The results have been dramatic. From 1994 to 1999, the percentage of households satisfied with the water supply board, for example, rocketed up from just 4 per cent to 46 per cent. The power corporation saw a similar rise over the period. How did this happen? By the simple expedient of providing a measurement system. The report card concept galvanised the poor into action. Their individual complaints became a collective agenda. From being passive and disgruntled victims, they became active change leaders, armed with facts and figures.

But perhaps the most profound effect was on the service providers themselves. They suddenly found themselves under the spotlight of adverse publicity. This time, the evidence was quantitative, not just a set of ‘moan-and-groan’ anecdotes. The media weighed in with a spirited campaign to publicise the results. Under this sort of pressure, the agencies were stung into action. Far-reaching reforms were undertaken: internal systems were reviewed; training was introduced; grievance-redressal processes were strengthened; and periodic dialogues with households were formalised. This systematic strengthening of the public agencies has been very good for them: good for their staff motivation, good for their public image, good for their collective sense of self-worth.

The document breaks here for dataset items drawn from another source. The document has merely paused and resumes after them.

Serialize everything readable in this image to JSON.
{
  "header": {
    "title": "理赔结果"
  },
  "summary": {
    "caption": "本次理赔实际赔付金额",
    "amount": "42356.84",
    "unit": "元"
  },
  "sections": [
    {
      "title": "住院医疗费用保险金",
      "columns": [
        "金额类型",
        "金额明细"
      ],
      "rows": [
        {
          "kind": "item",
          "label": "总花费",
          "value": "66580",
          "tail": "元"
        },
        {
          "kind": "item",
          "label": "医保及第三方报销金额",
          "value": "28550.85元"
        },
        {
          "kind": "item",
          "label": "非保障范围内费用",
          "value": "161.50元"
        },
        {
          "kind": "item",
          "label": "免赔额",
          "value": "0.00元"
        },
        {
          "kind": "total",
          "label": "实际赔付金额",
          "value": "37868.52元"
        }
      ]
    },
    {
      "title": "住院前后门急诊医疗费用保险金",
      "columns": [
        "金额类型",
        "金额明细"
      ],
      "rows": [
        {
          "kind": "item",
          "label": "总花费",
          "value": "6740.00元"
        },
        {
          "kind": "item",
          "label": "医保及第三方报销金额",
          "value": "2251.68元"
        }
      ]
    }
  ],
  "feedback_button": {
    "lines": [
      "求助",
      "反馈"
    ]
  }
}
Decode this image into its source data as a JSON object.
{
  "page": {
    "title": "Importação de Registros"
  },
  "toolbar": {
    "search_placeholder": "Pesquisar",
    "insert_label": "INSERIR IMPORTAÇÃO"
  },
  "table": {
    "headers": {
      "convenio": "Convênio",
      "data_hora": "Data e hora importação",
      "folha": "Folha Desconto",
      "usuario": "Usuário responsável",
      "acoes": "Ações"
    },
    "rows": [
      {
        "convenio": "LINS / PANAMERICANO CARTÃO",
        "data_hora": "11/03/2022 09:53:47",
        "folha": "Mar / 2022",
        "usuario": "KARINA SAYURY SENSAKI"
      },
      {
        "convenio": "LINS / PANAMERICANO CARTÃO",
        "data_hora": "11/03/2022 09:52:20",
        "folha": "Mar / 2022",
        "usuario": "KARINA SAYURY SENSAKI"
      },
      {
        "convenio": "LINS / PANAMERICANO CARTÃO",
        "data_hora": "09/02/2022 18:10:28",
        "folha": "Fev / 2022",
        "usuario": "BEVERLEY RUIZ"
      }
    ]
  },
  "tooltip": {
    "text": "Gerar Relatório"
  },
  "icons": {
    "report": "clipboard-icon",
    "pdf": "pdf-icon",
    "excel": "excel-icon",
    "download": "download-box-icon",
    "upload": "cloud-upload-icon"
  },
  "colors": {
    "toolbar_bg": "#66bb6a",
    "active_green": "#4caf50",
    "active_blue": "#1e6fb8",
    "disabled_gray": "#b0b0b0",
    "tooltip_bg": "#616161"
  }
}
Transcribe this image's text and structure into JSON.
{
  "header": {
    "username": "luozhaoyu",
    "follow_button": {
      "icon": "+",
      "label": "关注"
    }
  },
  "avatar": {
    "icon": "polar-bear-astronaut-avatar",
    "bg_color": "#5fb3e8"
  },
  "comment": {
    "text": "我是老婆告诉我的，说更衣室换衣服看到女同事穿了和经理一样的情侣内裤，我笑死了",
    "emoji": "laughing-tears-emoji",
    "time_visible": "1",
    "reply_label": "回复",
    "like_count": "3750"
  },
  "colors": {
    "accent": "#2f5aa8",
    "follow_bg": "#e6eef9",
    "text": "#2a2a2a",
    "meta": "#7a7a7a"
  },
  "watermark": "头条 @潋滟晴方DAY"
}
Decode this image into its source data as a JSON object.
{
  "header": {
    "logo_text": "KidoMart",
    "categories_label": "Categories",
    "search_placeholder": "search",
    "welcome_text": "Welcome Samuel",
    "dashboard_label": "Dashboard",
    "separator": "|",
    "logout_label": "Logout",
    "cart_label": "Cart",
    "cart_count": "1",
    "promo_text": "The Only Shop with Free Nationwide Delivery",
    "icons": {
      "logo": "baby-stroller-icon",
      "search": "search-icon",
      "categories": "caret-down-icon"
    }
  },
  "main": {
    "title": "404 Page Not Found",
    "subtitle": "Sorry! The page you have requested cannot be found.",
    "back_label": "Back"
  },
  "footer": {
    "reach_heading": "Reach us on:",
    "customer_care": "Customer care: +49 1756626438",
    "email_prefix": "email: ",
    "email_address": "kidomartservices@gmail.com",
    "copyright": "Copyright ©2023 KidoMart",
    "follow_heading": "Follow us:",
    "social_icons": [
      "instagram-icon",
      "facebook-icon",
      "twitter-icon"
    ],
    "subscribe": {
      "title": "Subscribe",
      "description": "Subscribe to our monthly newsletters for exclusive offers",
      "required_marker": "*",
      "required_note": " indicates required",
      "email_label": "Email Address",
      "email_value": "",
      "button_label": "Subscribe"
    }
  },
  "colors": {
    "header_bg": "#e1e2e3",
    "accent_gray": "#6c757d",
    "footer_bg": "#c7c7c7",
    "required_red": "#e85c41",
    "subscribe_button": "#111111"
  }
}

The citizen participation model has spread beyond Bangalore to other Indian cities and beyond; it is being tried in Bangladesh, the Philippines, Vietnam and the Ukraine, amongst others. It is sorely needed in Kenya. We must grant the poor people of this country the power to have a say in service provision. This sort of initiative is inexpensive and simple to implement. It also provides a basis for a very useful dialogue between service users, service providers, and the government.

The Narc government should embrace this idea wholeheartedly. If it is serious about service delivery, let it allow an independent assessment of its success or failure in this regard. If it means to help the poor, let it give them the power to get involved in their own development. If it aims to boost efficiency in its parastatals, let it allow them to be held up to the litmus test of consumer feedback. If the government is effective, it will have a five-year public record of improvement in services to take into the next general election – a glittering prize.

At the heart of the community scorecard concept is the idea that the people who use services, who suffer the most from poor delivery, should be put at the heart of reforms. This is a strange concept in Kenya, where successive ‘mama na baba’ governments have taken a highly condescending attitude towards the poor. The services they need are conceived by ministry planning teams and in the boardrooms of parastatals. The assumption is that only the high and the mighty, the learned and the scholarly, can possibly know what is good for the wretched masses.

We know now that this is a dangerous fallacy, and one that has long stifled change. Let us open the change agenda to involve those at the receiving end. A citizen’s report card, if used properly, is a tool that will allow us all to take more responsibility for our development as a nation. It will separate the leaders who genuinely want to improve the lot of the poor from those empty politicians who merely want to talk about it for 5 years. It will move the focus of our attention to results. It is an idea whose time has come in Kenya.